Monday, June 17, 2024

Debunking the Debunkers

 X.com has started applying a Community Note whenever a highly viewed photo of shot and burned out cars from the Nova music rave near Gaza which was attacked by Hamas.

This photo has appeared in countless posts and viewed millions of times.

The Community Note provides 8 links to mainstream news and factchecking websites.

I like the Community Note system in general, and I am deeply opposed to shadowbanning, blocking, deleting, and banning.  I am grateful that I can read both sides of the story, and check out the Community Notes for myself.

But it seems there is less in these particular debunkings than the Community Note suggests.

Most of the mainstream debunking is addressed not to the photo of burned out cars, but to a "viral video" showing cars being shot up by Apache helicopters.  That video has long been established not to have come from the attacks on October 7, but later and inside Gaza.  Very little if any debunking is addressed to photos of burned out cars.  (All they say is that there is "no evidence" that IDF caused this, nor have IDF admitted it.)

I remember these posts as they were originally being posted just after October 7.  While Syrian Girl and others may have initially claimed the video was an attack on the Nova festival cars by IDF, they almost immediately walked that back, as it was quickly proven back then that the video did not come from the Nova Festival.  They said that the video showed what shooting cars would be like.  Now imagine this happening at the Nova Festival, they said.  That's how so much destruction could have been created there, by Apache helicopters.

So the main claim that is being debunked is really a strawman which nobody (at least nobody doing the original postings) claims.  The Apache shooting video is not being shown as direct evidence of what happened at Nova, but as the kind of thing which could have happened there too.  IOW, the video shows that an attack by Apache helicopters is a a plausible explanation of what happened at Nova.

What's really more convincing is the picture of burned out cars.  It's hard to imagine lightly armed militants causing so much destruction, or even wanting to when it would not provide them with any more hostages--which was their main objective.  That is really the argument, and none of the debunking addresses it at all.  The evidence therefore comes from a kind of argument: reductio ad absurdum.  The Israeli narrative denies that Hamas had any objective other than creating terror atrocities, alleging that Hamas are just monsters.  That is a continuation of the absurdity.

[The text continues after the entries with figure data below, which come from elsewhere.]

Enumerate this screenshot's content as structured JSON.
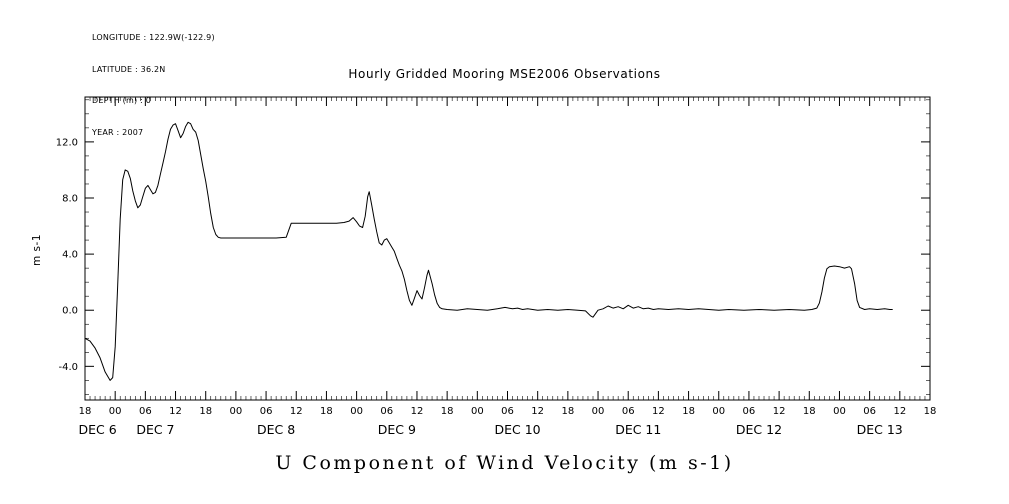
{
  "header": {
    "meta_lines": [
      "LONGITUDE : 122.9W(-122.9)",
      "LATITUDE : 36.2N",
      "DEPTH (m) : 0",
      "YEAR : 2007"
    ],
    "title": "Hourly Gridded Mooring MSE2006 Observations"
  },
  "colors": {
    "line": "#000000",
    "axis": "#000000",
    "background": "#ffffff"
  },
  "chart_data": {
    "type": "line",
    "title": "Hourly Gridded Mooring MSE2006 Observations",
    "xlabel": "U Component of Wind Velocity (m s-1)",
    "ylabel": "m s-1",
    "grid": false,
    "legend": "none",
    "ylim": [
      -6.4,
      15.2
    ],
    "yticks": [
      -4,
      0,
      4,
      8,
      12
    ],
    "ytick_labels": [
      "-4.0",
      "0.0",
      "4.0",
      "8.0",
      "12.0"
    ],
    "y_minor_tick_interval": 1,
    "x_range_hours": [
      0,
      168
    ],
    "x_tick_interval_hours": 6,
    "x_minor_tick_interval_hours": 1,
    "hour_tick_labels": [
      "18",
      "00",
      "06",
      "12",
      "18",
      "00",
      "06",
      "12",
      "18",
      "00",
      "06",
      "12",
      "18",
      "00",
      "06",
      "12",
      "18",
      "00",
      "06",
      "12",
      "18",
      "00",
      "06",
      "12",
      "18",
      "00",
      "06",
      "12",
      "18"
    ],
    "day_labels": [
      {
        "label": "DEC 6",
        "t": 2.5
      },
      {
        "label": "DEC 7",
        "t": 14
      },
      {
        "label": "DEC 8",
        "t": 38
      },
      {
        "label": "DEC 9",
        "t": 62
      },
      {
        "label": "DEC 10",
        "t": 86
      },
      {
        "label": "DEC 11",
        "t": 110
      },
      {
        "label": "DEC 12",
        "t": 134
      },
      {
        "label": "DEC 13",
        "t": 158
      }
    ],
    "series": [
      {
        "name": "U component of wind velocity (m s-1)",
        "points": [
          [
            0,
            -2.0
          ],
          [
            1,
            -2.2
          ],
          [
            2,
            -2.7
          ],
          [
            3,
            -3.4
          ],
          [
            4,
            -4.4
          ],
          [
            5,
            -5.0
          ],
          [
            5.5,
            -4.8
          ],
          [
            6,
            -2.6
          ],
          [
            6.5,
            1.8
          ],
          [
            7,
            6.5
          ],
          [
            7.5,
            9.3
          ],
          [
            8,
            10.0
          ],
          [
            8.5,
            9.9
          ],
          [
            9,
            9.4
          ],
          [
            9.5,
            8.5
          ],
          [
            10,
            7.8
          ],
          [
            10.5,
            7.3
          ],
          [
            11,
            7.5
          ],
          [
            11.5,
            8.1
          ],
          [
            12,
            8.7
          ],
          [
            12.5,
            8.9
          ],
          [
            13,
            8.6
          ],
          [
            13.5,
            8.3
          ],
          [
            14,
            8.4
          ],
          [
            14.5,
            8.9
          ],
          [
            15,
            9.7
          ],
          [
            15.5,
            10.5
          ],
          [
            16,
            11.3
          ],
          [
            16.5,
            12.2
          ],
          [
            17,
            12.9
          ],
          [
            17.5,
            13.2
          ],
          [
            18,
            13.3
          ],
          [
            18.5,
            12.8
          ],
          [
            19,
            12.3
          ],
          [
            19.5,
            12.6
          ],
          [
            20,
            13.1
          ],
          [
            20.5,
            13.4
          ],
          [
            21,
            13.3
          ],
          [
            21.5,
            12.9
          ],
          [
            22,
            12.7
          ],
          [
            22.5,
            12.1
          ],
          [
            23,
            11.1
          ],
          [
            23.5,
            10.1
          ],
          [
            24,
            9.2
          ],
          [
            24.5,
            8.1
          ],
          [
            25,
            6.9
          ],
          [
            25.5,
            5.9
          ],
          [
            26,
            5.4
          ],
          [
            26.5,
            5.2
          ],
          [
            27,
            5.15
          ],
          [
            30,
            5.15
          ],
          [
            34,
            5.15
          ],
          [
            38,
            5.15
          ],
          [
            40,
            5.2
          ],
          [
            40.5,
            5.7
          ],
          [
            41,
            6.2
          ],
          [
            42,
            6.2
          ],
          [
            46,
            6.2
          ],
          [
            50,
            6.2
          ],
          [
            51.5,
            6.25
          ],
          [
            52.5,
            6.35
          ],
          [
            53.3,
            6.6
          ],
          [
            54,
            6.3
          ],
          [
            54.6,
            6.0
          ],
          [
            55.2,
            5.9
          ],
          [
            55.7,
            6.7
          ],
          [
            56.2,
            8.1
          ],
          [
            56.5,
            8.45
          ],
          [
            57,
            7.5
          ],
          [
            57.5,
            6.5
          ],
          [
            58,
            5.6
          ],
          [
            58.5,
            4.8
          ],
          [
            59,
            4.65
          ],
          [
            59.5,
            5.0
          ],
          [
            60,
            5.1
          ],
          [
            60.5,
            4.8
          ],
          [
            61,
            4.5
          ],
          [
            61.5,
            4.2
          ],
          [
            62,
            3.7
          ],
          [
            62.5,
            3.2
          ],
          [
            63,
            2.8
          ],
          [
            63.5,
            2.2
          ],
          [
            64,
            1.4
          ],
          [
            64.5,
            0.7
          ],
          [
            65,
            0.35
          ],
          [
            65.5,
            0.85
          ],
          [
            66,
            1.4
          ],
          [
            66.5,
            1.05
          ],
          [
            67,
            0.8
          ],
          [
            67.5,
            1.6
          ],
          [
            68,
            2.5
          ],
          [
            68.3,
            2.85
          ],
          [
            69,
            1.9
          ],
          [
            69.5,
            1.1
          ],
          [
            70,
            0.5
          ],
          [
            70.5,
            0.2
          ],
          [
            71,
            0.1
          ],
          [
            72,
            0.05
          ],
          [
            74,
            0
          ],
          [
            76,
            0.1
          ],
          [
            78,
            0.05
          ],
          [
            80,
            0
          ],
          [
            82,
            0.1
          ],
          [
            83.5,
            0.2
          ],
          [
            85,
            0.1
          ],
          [
            86,
            0.15
          ],
          [
            87,
            0.05
          ],
          [
            88,
            0.1
          ],
          [
            90,
            0
          ],
          [
            92,
            0.05
          ],
          [
            94,
            0
          ],
          [
            96,
            0.05
          ],
          [
            98,
            0
          ],
          [
            99.5,
            -0.05
          ],
          [
            100.5,
            -0.4
          ],
          [
            101,
            -0.5
          ],
          [
            101.5,
            -0.25
          ],
          [
            102,
            0
          ],
          [
            103,
            0.1
          ],
          [
            104,
            0.3
          ],
          [
            105,
            0.15
          ],
          [
            106,
            0.25
          ],
          [
            107,
            0.1
          ],
          [
            108,
            0.35
          ],
          [
            109,
            0.15
          ],
          [
            110,
            0.25
          ],
          [
            111,
            0.1
          ],
          [
            112,
            0.15
          ],
          [
            113,
            0.05
          ],
          [
            114,
            0.1
          ],
          [
            116,
            0.05
          ],
          [
            118,
            0.1
          ],
          [
            120,
            0.05
          ],
          [
            122,
            0.1
          ],
          [
            124,
            0.05
          ],
          [
            126,
            0
          ],
          [
            128,
            0.05
          ],
          [
            131,
            0
          ],
          [
            134,
            0.05
          ],
          [
            137,
            0
          ],
          [
            140,
            0.05
          ],
          [
            143,
            0
          ],
          [
            144.5,
            0.05
          ],
          [
            145.5,
            0.15
          ],
          [
            146,
            0.5
          ],
          [
            146.5,
            1.3
          ],
          [
            147,
            2.3
          ],
          [
            147.5,
            2.95
          ],
          [
            148,
            3.1
          ],
          [
            149,
            3.15
          ],
          [
            150,
            3.1
          ],
          [
            151,
            3.0
          ],
          [
            152,
            3.1
          ],
          [
            152.4,
            2.95
          ],
          [
            153,
            1.9
          ],
          [
            153.5,
            0.7
          ],
          [
            154,
            0.2
          ],
          [
            155,
            0.05
          ],
          [
            156,
            0.1
          ],
          [
            157.5,
            0.05
          ],
          [
            159,
            0.1
          ],
          [
            160,
            0.05
          ],
          [
            160.5,
            0.05
          ]
        ]
      }
    ]
  }
}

Now there is a picture of all the burned out cars together in a big heap that appears more than any other nowadays.  Debunkers like to point out that this photo of all the cars was taken 10km away from the Nova festival, where Israel had collected all the cars for destruction.*  But there is another video showing drone footage on October 7 showing these burned and shot out cars before they were moved.  That footage is even shared by the Washington Post.  It is not so easily "explained" (nor does it seem that mainstream sources even bother to try) except by blaming it on Hamas.

(*Although the heap of cars was not at the original location, it still does show a massive amount of destruction which would be hard to imagine Hamas militants being responsible for.  This is even more clear seeing the drone footage of the cars before they were moved.)

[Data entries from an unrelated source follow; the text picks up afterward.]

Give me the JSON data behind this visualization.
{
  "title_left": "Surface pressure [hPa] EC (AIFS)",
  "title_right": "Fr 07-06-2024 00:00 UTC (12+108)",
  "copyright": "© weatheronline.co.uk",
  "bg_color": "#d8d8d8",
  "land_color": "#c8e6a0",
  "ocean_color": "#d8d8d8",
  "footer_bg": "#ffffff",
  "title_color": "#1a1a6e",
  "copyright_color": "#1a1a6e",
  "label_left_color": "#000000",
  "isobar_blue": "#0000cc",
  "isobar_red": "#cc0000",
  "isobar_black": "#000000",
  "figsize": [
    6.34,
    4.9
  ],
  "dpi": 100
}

In fact what seems to have happened* is that IDF blocked the exit of cars from the festival on the assumption that many would be hostages being taken by Hamas.  And then IDF went back and shot up the cars, to be sure that Hamas wasn't getting any hostages.  Even if Israeli ravers, hostages or not, would be shot in the process. This is the infamous Hannibal Directive, which IDF denies.  Shooting up cars was not an Hamas objective, and they probably didn't have the firepower to destroy so many cars, nor would they have wanted to.

(*I posted on this way back in October, following a long X thread on it.)

If IDF had been innocent of shooting and burning the cars, it would have been far better if Israel had left the cars in their original positions, for international monitors to come and check it out for themselves.  Or if they had established detailed forensics for as many cars as possible, explaining what happened.  In that context, the fact that they almost immediately moved the cars to a different location for destruction is itself very suspicious.  If there is no clear evidence of Israel shooting up the cars it is because Israel itself destroyed the evidence as quickly as it could.

A further argument not addressed at all in the debunkings is that the Nova festival wasn't originally planned to occur in the Gaza adjacent location.  It was planned to occur elsewhere, but very curiously moved to the Gaza adjacent location on October 6, long after Israeli intelligence had become aware of Hamas plans for an imminent attack (about which Israeli leadership decided on the night of October 6 to do nothing, because it would be a dud, they declared).

Not only are those facts not discussed in the debunkings, they were hardly mentioned in mainstream media at all.

Even ignoring how these facts suggest that Israeli leadership wanted a large number of deaths to arise from an attack they knew would happen, in order to justify crushing Gaza completely, the fact is that Hamas could not have included the Nova festival in their planning, which had gone on for years.

The Israeli narrative never describes how the route that Hamas took inside Israel was not directed at the Nova festival, or the nearby Kibbutz, but on several IDF bases ringing Gaza where Hamas planned to take hostages.  The Israeli narrative never mentions that at all because it makes the Hamas plans sound like a military rather than a terror operation.  So all the discussion is focused on atrocities at the Music festival which Hamas had no way of knowing would be in their planned path.